Three hours after closing the door of her room behind her, down in the low-rent, low-gravity inner ring of the station, a pair of steroid junkers burst in on her. They were big men, six foot six and easily twice her body-mass. They towered over her as they walked in, full of their strength. Three million years of evolution still hadn’t done the male brain many favours when it came to size and its apparent importance, but Ziva backed away anyway, duly putting on a façade of female fear. The junkers made themselves at home, one sitting on the corner of her bed, the other drawing up a chair in front of the door so she’d have to go past him to get out.
‘What do you want?’ She had an open link to the
Dragon Queen
. Eventually the
Dragon Queen
would start trawling databases for who these guys were and who they worked for and all that sort of thing; the only snag being that the
Dragon Queen
was currently fifteen light-minutes away. By the time it got the question, found an answer and sent it back, chances were it wouldn’t matter anymore.
One of the junkers studied her hard. It was a look meant to be fierce and intimidating. It might have worked better if his eyes weren’t just a little too squashed together. ‘Olivia Red, is it?’
Ziva nodded and quivered. It was hard to resist hamming the act up just to see how far she could take it before they twigged they were being played.
‘What’s your business in the Black Mausoleum?’
‘None of yours. What do you want?’
The two junkers exchanged a glance. One reached inside his jacket and pulled out a card. Most places people just swapped electronic tags as a matter of course, but the Black Mausoleum had started life as a science station so long ago that they‘d still used physical cards. No one had ever bothered to change the system. Physicists, Ziva had discovered, liked swipe-cards. She had no idea why.
‘Cameron Sweet. Station security.’ The junker passed his card. Ziva took it and pretended to look at it while the sub-dermal reader in the tip of her left index finger quietly cloned its magnetics and her Fresnel eyes snatched an image. She slipped a Sly-Spy microdot tracker onto it for good measure. She’d have a clone of Cameron Sweet’s pass card in about thirty seconds and she’d be able to to monitor his movements too. She passed his card back. ‘What have I done? I only just got here!’ She paced nervously around the far corner of the room, keeping her distance. Keeping the façade.
‘We have a policy on immigration.’
Ziva laughed. ‘Last I looked, your policy was not caring who came here.’

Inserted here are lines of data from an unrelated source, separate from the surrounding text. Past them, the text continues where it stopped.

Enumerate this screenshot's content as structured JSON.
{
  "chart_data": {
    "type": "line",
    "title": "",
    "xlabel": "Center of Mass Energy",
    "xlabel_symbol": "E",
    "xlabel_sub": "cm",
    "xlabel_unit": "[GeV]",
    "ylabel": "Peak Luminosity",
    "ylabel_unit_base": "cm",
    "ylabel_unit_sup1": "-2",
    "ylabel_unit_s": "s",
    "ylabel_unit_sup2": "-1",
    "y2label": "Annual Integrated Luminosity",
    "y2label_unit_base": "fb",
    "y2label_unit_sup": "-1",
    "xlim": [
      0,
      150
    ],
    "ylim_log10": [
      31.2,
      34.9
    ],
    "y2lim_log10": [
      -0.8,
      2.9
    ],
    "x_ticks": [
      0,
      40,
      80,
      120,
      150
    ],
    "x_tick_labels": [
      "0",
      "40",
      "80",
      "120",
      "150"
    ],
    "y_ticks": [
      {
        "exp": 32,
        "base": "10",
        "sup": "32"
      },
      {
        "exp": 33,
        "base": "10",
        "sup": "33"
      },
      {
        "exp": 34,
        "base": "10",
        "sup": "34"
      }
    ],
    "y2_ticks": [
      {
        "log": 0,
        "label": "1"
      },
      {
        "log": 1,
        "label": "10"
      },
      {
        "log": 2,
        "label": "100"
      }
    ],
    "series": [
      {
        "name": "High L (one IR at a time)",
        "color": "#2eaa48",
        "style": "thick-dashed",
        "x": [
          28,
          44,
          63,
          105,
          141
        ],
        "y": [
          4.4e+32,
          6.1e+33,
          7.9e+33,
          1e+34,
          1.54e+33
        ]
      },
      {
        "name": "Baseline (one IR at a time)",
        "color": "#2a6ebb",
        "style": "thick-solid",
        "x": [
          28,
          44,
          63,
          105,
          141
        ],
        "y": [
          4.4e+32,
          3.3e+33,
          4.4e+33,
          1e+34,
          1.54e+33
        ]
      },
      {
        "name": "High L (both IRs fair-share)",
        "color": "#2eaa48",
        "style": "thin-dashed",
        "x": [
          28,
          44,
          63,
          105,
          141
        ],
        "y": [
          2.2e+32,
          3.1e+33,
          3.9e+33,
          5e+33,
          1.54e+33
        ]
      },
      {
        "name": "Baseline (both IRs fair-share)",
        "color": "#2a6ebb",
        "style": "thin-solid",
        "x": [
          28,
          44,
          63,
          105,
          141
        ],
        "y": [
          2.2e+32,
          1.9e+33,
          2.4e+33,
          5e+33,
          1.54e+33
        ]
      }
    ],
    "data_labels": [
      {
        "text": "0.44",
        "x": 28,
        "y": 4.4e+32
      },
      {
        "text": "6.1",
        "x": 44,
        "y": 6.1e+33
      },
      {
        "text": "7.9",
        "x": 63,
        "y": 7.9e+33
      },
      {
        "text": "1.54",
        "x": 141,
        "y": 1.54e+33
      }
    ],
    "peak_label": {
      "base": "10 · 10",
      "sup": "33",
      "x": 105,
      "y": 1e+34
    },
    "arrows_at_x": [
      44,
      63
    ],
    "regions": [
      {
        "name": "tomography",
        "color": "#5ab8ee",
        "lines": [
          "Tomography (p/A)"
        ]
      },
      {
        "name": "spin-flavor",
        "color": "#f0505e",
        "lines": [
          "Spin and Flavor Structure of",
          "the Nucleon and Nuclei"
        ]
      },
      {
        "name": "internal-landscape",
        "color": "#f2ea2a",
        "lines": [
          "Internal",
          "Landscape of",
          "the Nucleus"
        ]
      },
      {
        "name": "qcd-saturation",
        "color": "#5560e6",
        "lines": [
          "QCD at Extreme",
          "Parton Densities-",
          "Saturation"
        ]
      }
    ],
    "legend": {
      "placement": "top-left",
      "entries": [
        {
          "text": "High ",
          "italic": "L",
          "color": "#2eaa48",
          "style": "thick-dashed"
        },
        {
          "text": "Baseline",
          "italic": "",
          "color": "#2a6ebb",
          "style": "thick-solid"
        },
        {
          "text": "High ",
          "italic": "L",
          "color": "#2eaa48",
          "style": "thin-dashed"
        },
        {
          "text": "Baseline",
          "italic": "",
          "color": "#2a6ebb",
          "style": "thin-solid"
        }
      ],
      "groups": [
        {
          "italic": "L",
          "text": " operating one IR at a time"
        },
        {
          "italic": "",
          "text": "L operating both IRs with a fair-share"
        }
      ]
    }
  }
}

‘We have a stricter policy on people like you. We have some questions. We’ll start with who you really are. Then some people might like to talk to you about how you can pay off the debt you owe.’
‘My name is Olivia Red!’
The junkers exchanged another glance. ‘You think about that,
Olivia Red
. While you do, you’ll come with us.’
Ziva tried arguing but the two junkers simply got up and grabbed hold of her. Feigning fear came easier with their fingers wrapped around her arms. They were strong. She normally dealt with strong men by not letting them touch her. The first time she’d come to the Black Mausoleum had been ten years earlier, on the trail of a milli-credit hustler who’d called himself Hombas the Fish and had apparently thought that wasn’t stupid. It was the last assignment she’d done in uniform. She’d come in the Viper she flew back then, made no pretence of who or what she was, and had been lucky to get out alive. If it hadn’t been for her partner, chances were she’d still be rotting in the same cells Sweet was taking her to now. Her partner hadn’t made it out. Three months and the New Caledonia police did nothing but shout and make noises and get laughed at. Politics. Demarcation. Limits of authority. That was when she’d quit, not that it hadn’t been coming for a while. Made a down-payment on her first ship, a battered old Cobra on its last legs. She’d come back to break her partner out but they’d ejected him into space months ago.